Design and single-parameter adaptive fuzzy control of pneumatic lower limb exoskeleton with full state constraints

• Published in: Robotica Vol. 41; no. 3; pp. 995 - 1014
• Main Authors: Chen, Cheng, Huang, Jian, Tu, Xikai
• Format: Journal Article
• Language: English
• Published: Cambridge, UK Cambridge University Press 01.03.2023
• Subjects: Adaptive control; Artificial muscles; Closed loops; Compliance; Controllers; Design; Design parameters; Emerging Topics of Advanced Robotics and Mechatronics; Exoskeletons; Experiments; Feedback control; Fuzzy control; Gait; Hip joint; Liapunov functions; Neural networks; Rehabilitation; Robots; Simulation; Tracking control; Training; adaptive fuzzy control; lower limb exoskeleton; barrier Lyapunov function; Pneumatic artificial muscle (PAM)

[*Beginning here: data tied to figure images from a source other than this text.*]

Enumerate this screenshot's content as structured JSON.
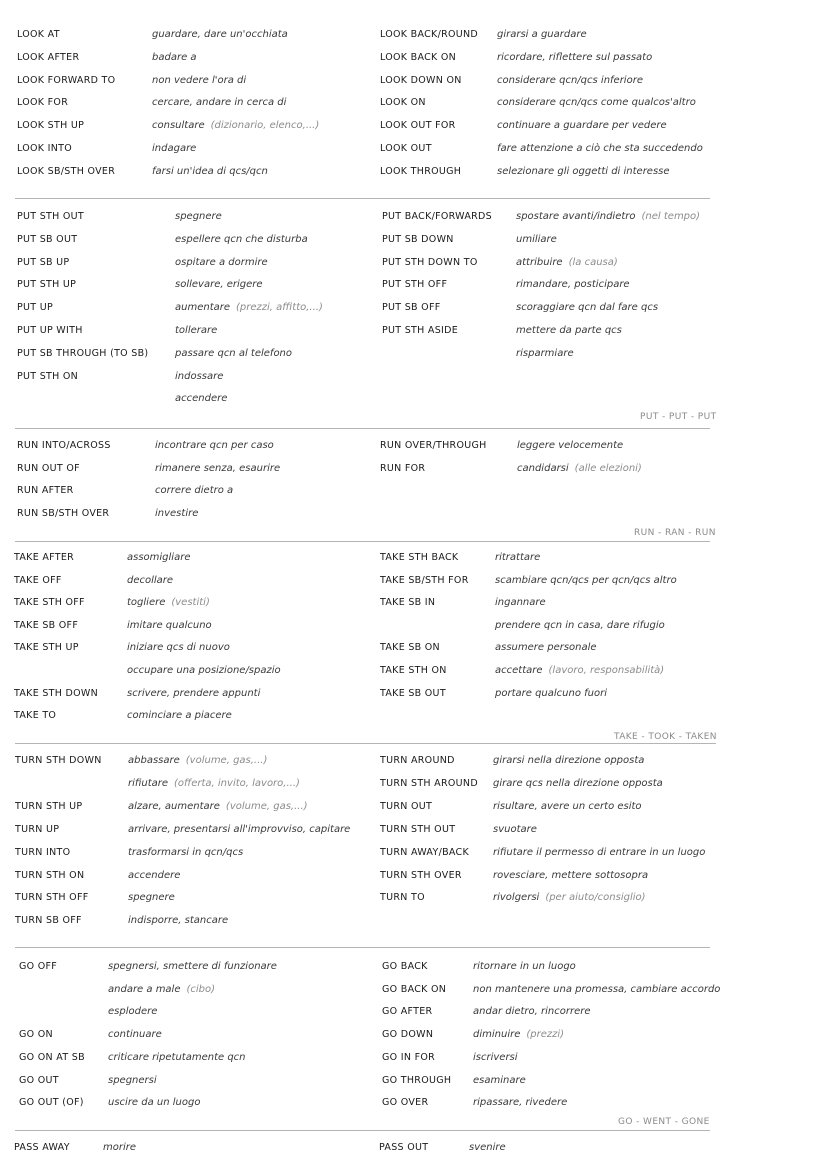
{
  "sections": [
    {
      "key": "look",
      "forms": "",
      "left": [
        {
          "verb": "LOOK AT",
          "meaning": "guardare, dare un'occhiata",
          "note": ""
        },
        {
          "verb": "LOOK AFTER",
          "meaning": "badare a",
          "note": ""
        },
        {
          "verb": "LOOK FORWARD TO",
          "meaning": "non vedere l'ora di",
          "note": ""
        },
        {
          "verb": "LOOK FOR",
          "meaning": "cercare, andare in cerca di",
          "note": ""
        },
        {
          "verb": "LOOK STH UP",
          "meaning": "consultare",
          "note": "(dizionario, elenco,...)"
        },
        {
          "verb": "LOOK INTO",
          "meaning": "indagare",
          "note": ""
        },
        {
          "verb": "LOOK SB/STH OVER",
          "meaning": "farsi un'idea di qcs/qcn",
          "note": ""
        }
      ],
      "right": [
        {
          "verb": "LOOK BACK/ROUND",
          "meaning": "girarsi a guardare",
          "note": ""
        },
        {
          "verb": "LOOK BACK ON",
          "meaning": "ricordare, riflettere sul passato",
          "note": ""
        },
        {
          "verb": "LOOK DOWN ON",
          "meaning": "considerare qcn/qcs inferiore",
          "note": ""
        },
        {
          "verb": "LOOK ON",
          "meaning": "considerare qcn/qcs come qualcos'altro",
          "note": ""
        },
        {
          "verb": "LOOK OUT FOR",
          "meaning": "continuare a guardare per vedere",
          "note": ""
        },
        {
          "verb": "LOOK OUT",
          "meaning": "fare attenzione a ciò che sta succedendo",
          "note": ""
        },
        {
          "verb": "LOOK THROUGH",
          "meaning": "selezionare gli oggetti di interesse",
          "note": ""
        }
      ]
    },
    {
      "key": "put",
      "forms": "PUT - PUT - PUT",
      "left": [
        {
          "verb": "PUT STH OUT",
          "meaning": "spegnere",
          "note": ""
        },
        {
          "verb": "PUT SB OUT",
          "meaning": "espellere qcn che disturba",
          "note": ""
        },
        {
          "verb": "PUT SB UP",
          "meaning": "ospitare a dormire",
          "note": ""
        },
        {
          "verb": "PUT STH UP",
          "meaning": "sollevare, erigere",
          "note": ""
        },
        {
          "verb": "PUT UP",
          "meaning": "aumentare",
          "note": "(prezzi, affitto,...)"
        },
        {
          "verb": "PUT UP WITH",
          "meaning": "tollerare",
          "note": ""
        },
        {
          "verb": "PUT SB THROUGH (TO SB)",
          "meaning": "passare qcn al telefono",
          "note": ""
        },
        {
          "verb": "PUT STH ON",
          "meaning": "indossare",
          "note": ""
        },
        {
          "verb": "",
          "meaning": "accendere",
          "note": ""
        }
      ],
      "right": [
        {
          "verb": "PUT BACK/FORWARDS",
          "meaning": "spostare avanti/indietro",
          "note": "(nel tempo)"
        },
        {
          "verb": "PUT SB DOWN",
          "meaning": "umiliare",
          "note": ""
        },
        {
          "verb": "PUT STH DOWN TO",
          "meaning": "attribuire",
          "note": "(la causa)"
        },
        {
          "verb": "PUT STH OFF",
          "meaning": "rimandare, posticipare",
          "note": ""
        },
        {
          "verb": "PUT SB OFF",
          "meaning": "scoraggiare qcn dal fare qcs",
          "note": ""
        },
        {
          "verb": "PUT STH ASIDE",
          "meaning": "mettere da parte qcs",
          "note": ""
        },
        {
          "verb": "",
          "meaning": "risparmiare",
          "note": ""
        }
      ]
    },
    {
      "key": "run",
      "forms": "RUN - RAN - RUN",
      "left": [
        {
          "verb": "RUN INTO/ACROSS",
          "meaning": "incontrare qcn per caso",
          "note": ""
        },
        {
          "verb": "RUN OUT OF",
          "meaning": "rimanere senza, esaurire",
          "note": ""
        },
        {
          "verb": "RUN AFTER",
          "meaning": "correre dietro a",
          "note": ""
        },
        {
          "verb": "RUN SB/STH OVER",
          "meaning": "investire",
          "note": ""
        }
      ],
      "right": [
        {
          "verb": "RUN OVER/THROUGH",
          "meaning": "leggere velocemente",
          "note": ""
        },
        {
          "verb": "RUN FOR",
          "meaning": "candidarsi",
          "note": "(alle elezioni)"
        }
      ]
    },
    {
      "key": "take",
      "forms": "TAKE - TOOK - TAKEN",
      "left": [
        {
          "verb": "TAKE AFTER",
          "meaning": "assomigliare",
          "note": ""
        },
        {
          "verb": "TAKE OFF",
          "meaning": "decollare",
          "note": ""
        },
        {
          "verb": "TAKE STH OFF",
          "meaning": "togliere",
          "note": "(vestiti)"
        },
        {
          "verb": "TAKE SB OFF",
          "meaning": "imitare qualcuno",
          "note": ""
        },
        {
          "verb": "TAKE STH UP",
          "meaning": "iniziare qcs di nuovo",
          "note": ""
        },
        {
          "verb": "",
          "meaning": "occupare una posizione/spazio",
          "note": ""
        },
        {
          "verb": "TAKE STH DOWN",
          "meaning": "scrivere, prendere appunti",
          "note": ""
        },
        {
          "verb": "TAKE TO",
          "meaning": "cominciare a piacere",
          "note": ""
        }
      ],
      "right": [
        {
          "verb": "TAKE STH BACK",
          "meaning": "ritrattare",
          "note": ""
        },
        {
          "verb": "TAKE SB/STH FOR",
          "meaning": "scambiare qcn/qcs per qcn/qcs altro",
          "note": ""
        },
        {
          "verb": "TAKE SB IN",
          "meaning": "ingannare",
          "note": ""
        },
        {
          "verb": "",
          "meaning": "prendere qcn in casa, dare rifugio",
          "note": ""
        },
        {
          "verb": "TAKE SB ON",
          "meaning": "assumere personale",
          "note": ""
        },
        {
          "verb": "TAKE STH ON",
          "meaning": "accettare",
          "note": "(lavoro, responsabilità)"
        },
        {
          "verb": "TAKE SB OUT",
          "meaning": "portare qualcuno fuori",
          "note": ""
        }
      ]
    },
    {
      "key": "turn",
      "forms": "",
      "left": [
        {
          "verb": "TURN STH DOWN",
          "meaning": "abbassare",
          "note": "(volume, gas,...)"
        },
        {
          "verb": "",
          "meaning": "rifiutare",
          "note": "(offerta, invito, lavoro,...)"
        },
        {
          "verb": "TURN STH UP",
          "meaning": "alzare, aumentare",
          "note": "(volume, gas,...)"
        },
        {
          "verb": "TURN UP",
          "meaning": "arrivare, presentarsi all'improvviso, capitare",
          "note": ""
        },
        {
          "verb": "TURN INTO",
          "meaning": "trasformarsi in qcn/qcs",
          "note": ""
        },
        {
          "verb": "TURN STH ON",
          "meaning": "accendere",
          "note": ""
        },
        {
          "verb": "TURN STH OFF",
          "meaning": "spegnere",
          "note": ""
        },
        {
          "verb": "TURN SB OFF",
          "meaning": "indisporre, stancare",
          "note": ""
        }
      ],
      "right": [
        {
          "verb": "TURN AROUND",
          "meaning": "girarsi nella direzione opposta",
          "note": ""
        },
        {
          "verb": "TURN STH AROUND",
          "meaning": "girare qcs nella direzione opposta",
          "note": ""
        },
        {
          "verb": "TURN OUT",
          "meaning": "risultare, avere un certo esito",
          "note": ""
        },
        {
          "verb": "TURN STH OUT",
          "meaning": "svuotare",
          "note": ""
        },
        {
          "verb": "TURN AWAY/BACK",
          "meaning": "rifiutare il permesso di entrare in un luogo",
          "note": ""
        },
        {
          "verb": "TURN STH OVER",
          "meaning": "rovesciare, mettere sottosopra",
          "note": ""
        },
        {
          "verb": "TURN TO",
          "meaning": "rivolgersi",
          "note": "(per aiuto/consiglio)"
        }
      ]
    },
    {
      "key": "go",
      "forms": "GO - WENT - GONE",
      "left": [
        {
          "verb": "GO OFF",
          "meaning": "spegnersi, smettere di funzionare",
          "note": ""
        },
        {
          "verb": "",
          "meaning": "andare a male",
          "note": "(cibo)"
        },
        {
          "verb": "",
          "meaning": "esplodere",
          "note": ""
        },
        {
          "verb": "GO ON",
          "meaning": "continuare",
          "note": ""
        },
        {
          "verb": "GO ON AT SB",
          "meaning": "criticare ripetutamente qcn",
          "note": ""
        },
        {
          "verb": "GO OUT",
          "meaning": "spegnersi",
          "note": ""
        },
        {
          "verb": "GO OUT (OF)",
          "meaning": "uscire da un luogo",
          "note": ""
        }
      ],
      "right": [
        {
          "verb": "GO BACK",
          "meaning": "ritornare in un luogo",
          "note": ""
        },
        {
          "verb": "GO BACK ON",
          "meaning": "non mantenere una promessa, cambiare accordo",
          "note": ""
        },
        {
          "verb": "GO AFTER",
          "meaning": "andar dietro, rincorrere",
          "note": ""
        },
        {
          "verb": "GO DOWN",
          "meaning": "diminuire",
          "note": "(prezzi)"
        },
        {
          "verb": "GO IN FOR",
          "meaning": "iscriversi",
          "note": ""
        },
        {
          "verb": "GO THROUGH",
          "meaning": "esaminare",
          "note": ""
        },
        {
          "verb": "GO OVER",
          "meaning": "ripassare, rivedere",
          "note": ""
        }
      ]
    },
    {
      "key": "pass",
      "forms": "",
      "left": [
        {
          "verb": "PASS AWAY",
          "meaning": "morire",
          "note": ""
        }
      ],
      "right": [
        {
          "verb": "PASS OUT",
          "meaning": "svenire",
          "note": ""
        }
      ]
    }
  ]
}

• ISSN: 0263-5747; 1469-8668
• DOI: 10.1017/S0263574722001229

With the excellent characteristic of intrinsic compliance, pneumatic artificial muscle can improve the interaction comfort of wearable robotic devices. This paper resolves the safety tracking control problem of a pneumatically actuated lower limb exoskeleton system. A single-parameter adaptive fuzzy control strategy is proposed with high control precision and full state constraints for the safe gait training tasks. Based on the barrier Lyapunov function, all signals in the closed-loop system can be bounded in finite time, which guarantees the deviation of the exoskeleton’s moving trajectory within a bounded range. Furthermore, with the proposed single-parameter adaptive law, the computational burden and the complexity of the control are reduced significantly. Finally, numerical simulations, no-load tracking experiments, and passive and active gait training experiments with healthy subjects validate the effectiveness of the proposed method.